Esta terceira hipótese é particularmente importante para os propósitos do presente artigo, que pretende demonstrar que Alves desenvolveu sua própria compreensão de espiritualidade, elemento absolutamente central na agenda et credenda do cristianismo.

Isto posto, pode-se prosseguir, apresentando síntese da trajetória intelectual e espiritual de Rubem Alves: Rubem Azevedo Alves (1933-2014), mineiro de Boa Esperança, região sul do estado, foi um dos pensadores mais criativos e complexos que o protestantismo brasileiro jamais produziu. Sua formação se deu na área de teologia: graduação no Seminário Presbiteriano de Campinas (1957), mestrado no Union Theological Seminary de Nova Iorque (1964) e doutorado no Princeton Theological Seminary (1968). Ordenado pastor da Igreja Presbiteriana do Brasil, IPB, exerceu o pastorado em Lavras, no centro-oeste mineiro, de 1958 a 1963. Sua produção acadêmica era vasta, cobrindo áreas tão diversas como a teologia, os estudos de religião a educação, além de textos para crianças e um incontável número de crônicas, nas quais falava da vida e da existência com um equilíbrio raro entre profundidade, leveza, e facilidade de expressão. A respeito de Rubem Alves fiz a seguinte observação:

Dono de um texto a um só tempo leve e denso, ágil e profundo, Rubem Alves conseguia o que poucos conseguem – comunicar profundamente sem cair no lugar comum de obviedades e banalidades rasas. Era um intelectual de peso e medida, mas que resolveu escrever para todas as classes, e o fez com muito sucesso. Com isso atraiu a inveja e críticas amargas de muita gente. Criticado por seus pares da Igreja Presbiteriana do Brasil, que, não entendendo sua proposta nova, diferente e ousada de fazer teologia, e não concordando com sua militância no movimento ecumênico, tomaram-no como heresiarca, um maldito que deveria ser banido e esquecido. Criticado por católicos por ser protestante demais. Criticado por alguns partidários católicos hardcore da Teologia da Libertação por ser pouco marxista e muito pequeno-burguês. Criticado por filósofos da educação por não ter formação em pedagogia. Sem entrar no mérito se essas críticas procedem ou não, e, caso positivo, até que ponto procedem [...], observa-se que, se recebeu tantas críticas de segmentos tão diversos um do outro, é porque Rubem Alves foi provocador, instigante e não se contentava de modo algum em se limitar a reproduzir discursos estabelecidos como ortodoxos pelo status quo dominante. Ele se tornou um “intelectual público”, mas não era um escritor de autoajuda. Muito longe disso.
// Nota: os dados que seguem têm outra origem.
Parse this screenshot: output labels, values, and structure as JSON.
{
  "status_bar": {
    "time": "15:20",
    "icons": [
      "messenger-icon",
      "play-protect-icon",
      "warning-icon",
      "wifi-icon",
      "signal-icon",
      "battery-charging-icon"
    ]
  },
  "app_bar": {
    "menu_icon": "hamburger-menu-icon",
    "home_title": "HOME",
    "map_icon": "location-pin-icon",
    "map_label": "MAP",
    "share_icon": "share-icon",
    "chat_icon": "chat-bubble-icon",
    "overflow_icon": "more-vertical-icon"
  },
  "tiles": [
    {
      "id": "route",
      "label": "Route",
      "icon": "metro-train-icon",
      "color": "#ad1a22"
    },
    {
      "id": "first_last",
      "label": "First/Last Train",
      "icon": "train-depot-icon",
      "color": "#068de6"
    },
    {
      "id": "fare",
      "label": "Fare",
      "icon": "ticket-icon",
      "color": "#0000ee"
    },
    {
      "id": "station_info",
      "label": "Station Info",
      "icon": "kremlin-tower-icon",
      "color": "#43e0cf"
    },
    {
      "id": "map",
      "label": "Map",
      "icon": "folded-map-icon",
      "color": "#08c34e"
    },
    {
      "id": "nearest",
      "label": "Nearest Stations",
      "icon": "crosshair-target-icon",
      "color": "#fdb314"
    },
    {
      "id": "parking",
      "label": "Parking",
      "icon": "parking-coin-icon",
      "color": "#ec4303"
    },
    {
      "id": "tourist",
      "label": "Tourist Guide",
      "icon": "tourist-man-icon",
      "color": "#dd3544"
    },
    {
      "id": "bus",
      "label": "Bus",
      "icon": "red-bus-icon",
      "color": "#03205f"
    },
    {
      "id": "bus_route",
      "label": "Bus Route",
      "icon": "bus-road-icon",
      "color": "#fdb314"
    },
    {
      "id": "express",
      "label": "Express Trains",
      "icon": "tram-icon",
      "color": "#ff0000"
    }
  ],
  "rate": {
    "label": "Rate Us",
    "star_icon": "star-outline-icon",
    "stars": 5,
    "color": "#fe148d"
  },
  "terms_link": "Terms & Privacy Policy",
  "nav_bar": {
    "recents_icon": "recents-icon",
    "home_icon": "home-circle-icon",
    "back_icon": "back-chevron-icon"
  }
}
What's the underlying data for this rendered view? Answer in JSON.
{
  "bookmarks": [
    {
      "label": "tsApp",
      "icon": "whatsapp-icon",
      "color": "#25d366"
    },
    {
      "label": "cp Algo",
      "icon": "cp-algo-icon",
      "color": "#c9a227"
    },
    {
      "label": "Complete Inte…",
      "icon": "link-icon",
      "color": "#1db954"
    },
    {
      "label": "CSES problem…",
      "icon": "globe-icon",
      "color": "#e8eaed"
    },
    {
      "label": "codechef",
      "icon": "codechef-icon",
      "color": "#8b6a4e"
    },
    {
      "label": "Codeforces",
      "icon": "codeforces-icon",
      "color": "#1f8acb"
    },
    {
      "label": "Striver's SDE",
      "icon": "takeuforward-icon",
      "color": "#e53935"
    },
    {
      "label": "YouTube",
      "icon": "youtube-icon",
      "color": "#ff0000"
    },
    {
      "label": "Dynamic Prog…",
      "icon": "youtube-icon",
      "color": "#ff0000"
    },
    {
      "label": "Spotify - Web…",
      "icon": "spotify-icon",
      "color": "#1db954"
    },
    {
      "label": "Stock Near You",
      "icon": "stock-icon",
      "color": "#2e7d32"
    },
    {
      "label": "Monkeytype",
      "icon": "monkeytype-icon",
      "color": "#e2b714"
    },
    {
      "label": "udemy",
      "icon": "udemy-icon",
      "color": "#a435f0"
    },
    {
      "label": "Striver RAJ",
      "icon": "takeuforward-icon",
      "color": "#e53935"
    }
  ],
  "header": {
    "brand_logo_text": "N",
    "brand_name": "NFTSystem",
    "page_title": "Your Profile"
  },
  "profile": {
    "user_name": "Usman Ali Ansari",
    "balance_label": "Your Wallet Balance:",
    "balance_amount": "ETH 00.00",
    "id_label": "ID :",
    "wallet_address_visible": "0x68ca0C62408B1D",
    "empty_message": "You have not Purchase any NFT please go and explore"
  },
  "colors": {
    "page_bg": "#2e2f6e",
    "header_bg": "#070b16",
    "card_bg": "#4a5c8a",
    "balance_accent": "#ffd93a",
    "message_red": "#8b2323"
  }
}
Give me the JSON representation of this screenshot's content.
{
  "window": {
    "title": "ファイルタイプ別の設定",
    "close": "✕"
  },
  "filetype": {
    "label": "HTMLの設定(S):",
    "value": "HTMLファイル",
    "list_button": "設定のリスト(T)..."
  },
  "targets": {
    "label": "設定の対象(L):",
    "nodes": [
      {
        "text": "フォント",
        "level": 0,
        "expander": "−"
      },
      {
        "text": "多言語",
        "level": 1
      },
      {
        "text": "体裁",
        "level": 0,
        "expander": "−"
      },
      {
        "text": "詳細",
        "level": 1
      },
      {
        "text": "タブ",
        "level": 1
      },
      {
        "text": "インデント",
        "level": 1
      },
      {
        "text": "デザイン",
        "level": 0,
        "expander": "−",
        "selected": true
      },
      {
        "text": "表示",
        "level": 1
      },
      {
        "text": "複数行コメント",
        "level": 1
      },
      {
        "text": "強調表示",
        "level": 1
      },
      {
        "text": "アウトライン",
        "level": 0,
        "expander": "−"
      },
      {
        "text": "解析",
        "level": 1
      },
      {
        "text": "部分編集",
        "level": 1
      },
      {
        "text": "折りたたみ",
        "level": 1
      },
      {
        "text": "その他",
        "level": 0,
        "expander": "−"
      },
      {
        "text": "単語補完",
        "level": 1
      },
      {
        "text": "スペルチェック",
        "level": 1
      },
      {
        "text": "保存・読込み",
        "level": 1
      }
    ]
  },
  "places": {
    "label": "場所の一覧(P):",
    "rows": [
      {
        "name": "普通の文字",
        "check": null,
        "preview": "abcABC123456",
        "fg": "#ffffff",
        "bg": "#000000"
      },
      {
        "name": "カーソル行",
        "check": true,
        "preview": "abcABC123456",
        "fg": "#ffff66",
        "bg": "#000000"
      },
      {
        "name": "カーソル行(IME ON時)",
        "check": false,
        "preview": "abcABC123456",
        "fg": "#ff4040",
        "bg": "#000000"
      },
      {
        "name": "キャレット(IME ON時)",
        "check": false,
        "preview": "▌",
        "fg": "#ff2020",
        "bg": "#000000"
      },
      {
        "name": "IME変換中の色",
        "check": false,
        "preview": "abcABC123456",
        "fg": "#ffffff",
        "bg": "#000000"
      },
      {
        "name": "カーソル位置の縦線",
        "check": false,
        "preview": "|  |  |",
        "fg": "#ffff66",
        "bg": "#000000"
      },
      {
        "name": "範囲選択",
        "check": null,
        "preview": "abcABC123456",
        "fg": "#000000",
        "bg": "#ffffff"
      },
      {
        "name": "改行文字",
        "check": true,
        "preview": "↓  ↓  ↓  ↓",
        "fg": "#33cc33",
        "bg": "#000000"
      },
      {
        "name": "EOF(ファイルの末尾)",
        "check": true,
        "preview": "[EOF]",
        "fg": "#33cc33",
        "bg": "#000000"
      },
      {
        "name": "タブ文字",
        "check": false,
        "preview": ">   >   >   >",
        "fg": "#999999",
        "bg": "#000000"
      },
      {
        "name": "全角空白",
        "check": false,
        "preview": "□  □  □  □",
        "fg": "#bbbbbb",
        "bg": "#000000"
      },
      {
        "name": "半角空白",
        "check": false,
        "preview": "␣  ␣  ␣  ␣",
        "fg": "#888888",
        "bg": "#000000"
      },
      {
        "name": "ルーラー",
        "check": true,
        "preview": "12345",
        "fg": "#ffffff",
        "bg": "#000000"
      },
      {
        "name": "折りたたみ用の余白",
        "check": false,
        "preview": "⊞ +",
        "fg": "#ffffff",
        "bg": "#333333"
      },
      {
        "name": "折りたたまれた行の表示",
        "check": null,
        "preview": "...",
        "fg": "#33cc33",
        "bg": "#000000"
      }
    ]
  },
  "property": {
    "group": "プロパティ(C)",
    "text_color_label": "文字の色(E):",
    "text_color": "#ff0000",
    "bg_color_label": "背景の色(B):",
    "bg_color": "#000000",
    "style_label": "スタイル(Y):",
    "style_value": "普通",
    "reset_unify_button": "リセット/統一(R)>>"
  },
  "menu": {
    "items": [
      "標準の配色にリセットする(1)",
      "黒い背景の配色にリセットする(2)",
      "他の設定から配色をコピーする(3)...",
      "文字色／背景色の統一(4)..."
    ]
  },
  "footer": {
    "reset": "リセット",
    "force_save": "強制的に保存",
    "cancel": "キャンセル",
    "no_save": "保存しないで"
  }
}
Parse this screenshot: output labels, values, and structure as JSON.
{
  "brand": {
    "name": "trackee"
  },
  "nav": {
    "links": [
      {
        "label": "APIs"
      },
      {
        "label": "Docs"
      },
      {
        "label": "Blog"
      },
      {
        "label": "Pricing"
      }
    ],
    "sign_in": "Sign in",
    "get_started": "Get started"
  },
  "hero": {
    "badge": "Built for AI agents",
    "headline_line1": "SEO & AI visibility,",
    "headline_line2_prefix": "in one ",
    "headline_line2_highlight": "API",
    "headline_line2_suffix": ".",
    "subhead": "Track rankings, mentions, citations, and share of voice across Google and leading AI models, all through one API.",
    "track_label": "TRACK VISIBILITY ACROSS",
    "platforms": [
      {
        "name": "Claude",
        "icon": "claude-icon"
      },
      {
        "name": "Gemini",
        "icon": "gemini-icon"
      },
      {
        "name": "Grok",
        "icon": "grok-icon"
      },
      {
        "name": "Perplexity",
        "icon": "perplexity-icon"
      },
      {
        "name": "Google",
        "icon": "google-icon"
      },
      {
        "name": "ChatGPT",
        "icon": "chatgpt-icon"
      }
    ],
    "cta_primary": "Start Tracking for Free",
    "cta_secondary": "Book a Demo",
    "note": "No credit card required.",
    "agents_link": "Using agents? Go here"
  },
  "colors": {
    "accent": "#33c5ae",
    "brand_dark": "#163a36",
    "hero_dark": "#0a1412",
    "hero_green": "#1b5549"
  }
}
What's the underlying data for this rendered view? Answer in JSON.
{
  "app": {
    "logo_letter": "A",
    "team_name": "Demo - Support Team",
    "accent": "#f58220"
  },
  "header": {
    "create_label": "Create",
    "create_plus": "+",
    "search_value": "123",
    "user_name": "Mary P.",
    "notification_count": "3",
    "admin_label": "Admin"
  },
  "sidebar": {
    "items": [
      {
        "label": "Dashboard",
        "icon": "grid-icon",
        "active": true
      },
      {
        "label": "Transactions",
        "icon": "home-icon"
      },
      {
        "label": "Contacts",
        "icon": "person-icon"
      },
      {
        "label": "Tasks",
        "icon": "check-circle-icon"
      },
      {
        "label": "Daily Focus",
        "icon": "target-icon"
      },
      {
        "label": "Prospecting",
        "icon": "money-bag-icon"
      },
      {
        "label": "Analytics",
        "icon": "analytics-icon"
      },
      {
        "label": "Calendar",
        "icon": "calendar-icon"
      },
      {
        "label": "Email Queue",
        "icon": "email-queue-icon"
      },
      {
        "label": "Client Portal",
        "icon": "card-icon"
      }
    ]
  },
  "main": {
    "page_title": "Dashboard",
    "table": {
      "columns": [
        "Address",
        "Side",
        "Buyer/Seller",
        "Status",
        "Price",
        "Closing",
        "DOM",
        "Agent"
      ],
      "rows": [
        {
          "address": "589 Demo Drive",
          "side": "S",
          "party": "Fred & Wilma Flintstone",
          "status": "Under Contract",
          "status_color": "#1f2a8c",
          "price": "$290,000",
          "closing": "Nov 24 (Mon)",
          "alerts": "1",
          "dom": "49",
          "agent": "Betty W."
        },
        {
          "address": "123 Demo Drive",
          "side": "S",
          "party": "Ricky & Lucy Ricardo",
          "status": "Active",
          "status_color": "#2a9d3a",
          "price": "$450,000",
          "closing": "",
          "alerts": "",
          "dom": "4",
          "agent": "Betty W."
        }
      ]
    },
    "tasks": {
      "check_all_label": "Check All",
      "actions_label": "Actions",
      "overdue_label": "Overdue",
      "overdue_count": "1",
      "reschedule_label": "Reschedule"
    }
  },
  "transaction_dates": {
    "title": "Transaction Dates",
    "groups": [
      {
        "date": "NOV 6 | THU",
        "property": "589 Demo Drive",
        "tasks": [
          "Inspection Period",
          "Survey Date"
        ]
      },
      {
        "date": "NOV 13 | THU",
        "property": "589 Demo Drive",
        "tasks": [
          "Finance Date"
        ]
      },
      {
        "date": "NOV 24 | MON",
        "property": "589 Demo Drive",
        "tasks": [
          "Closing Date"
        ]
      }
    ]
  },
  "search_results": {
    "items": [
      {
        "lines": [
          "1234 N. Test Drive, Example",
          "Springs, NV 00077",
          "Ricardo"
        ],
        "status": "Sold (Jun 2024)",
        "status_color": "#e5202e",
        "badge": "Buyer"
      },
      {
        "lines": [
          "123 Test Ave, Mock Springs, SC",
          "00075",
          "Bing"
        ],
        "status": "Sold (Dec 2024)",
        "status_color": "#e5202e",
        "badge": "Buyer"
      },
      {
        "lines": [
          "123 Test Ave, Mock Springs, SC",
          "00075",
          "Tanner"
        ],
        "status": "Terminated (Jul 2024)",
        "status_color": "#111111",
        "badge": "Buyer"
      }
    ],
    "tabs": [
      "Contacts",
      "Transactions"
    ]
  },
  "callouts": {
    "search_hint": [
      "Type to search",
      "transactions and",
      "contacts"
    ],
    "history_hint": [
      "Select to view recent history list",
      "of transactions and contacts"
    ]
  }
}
Ele era crítico, criativo, intuitivo, provocante, mas não era pedante. Por isso navegou com facilidade espantosa e rara em águas diversas como teologia, filosofia, pedagogia, poesia e psicanálise.9

Dentre suas obras mais conhecidas encontram-se Da esperança (a versão em português de sua tese de doutorado em teologia defendida no final dos anos de 1960 no já mencionado Seminário de Princeton, na qual propôs pioneiramente a expressão “teologia da libertação”), A gestação do futuro (versão em português de Tomorrow’s Child 10), Protestantismo e repressão 11 (a versão de sua tese de livre-docência defendida na Universidade Estadual de Campinas, Unicamp), O que é religião, Variações sobre a vida e a morte ou o feitiço herético-erótico da teologia, O enigma da religião e O suspiro dos oprimidos 12, além de grande número de coletâneas com crônicas, publicadas em jornais como Folha de S. Paulo e o Correio Popular, de Campinas, sem embargo de menção das crônicas que publicou por anos em Tempo e Presença, o periódico do Centro Ecumênico de Documentação e Informação, CEDI, entidade na qual trabalhou por muitos anos.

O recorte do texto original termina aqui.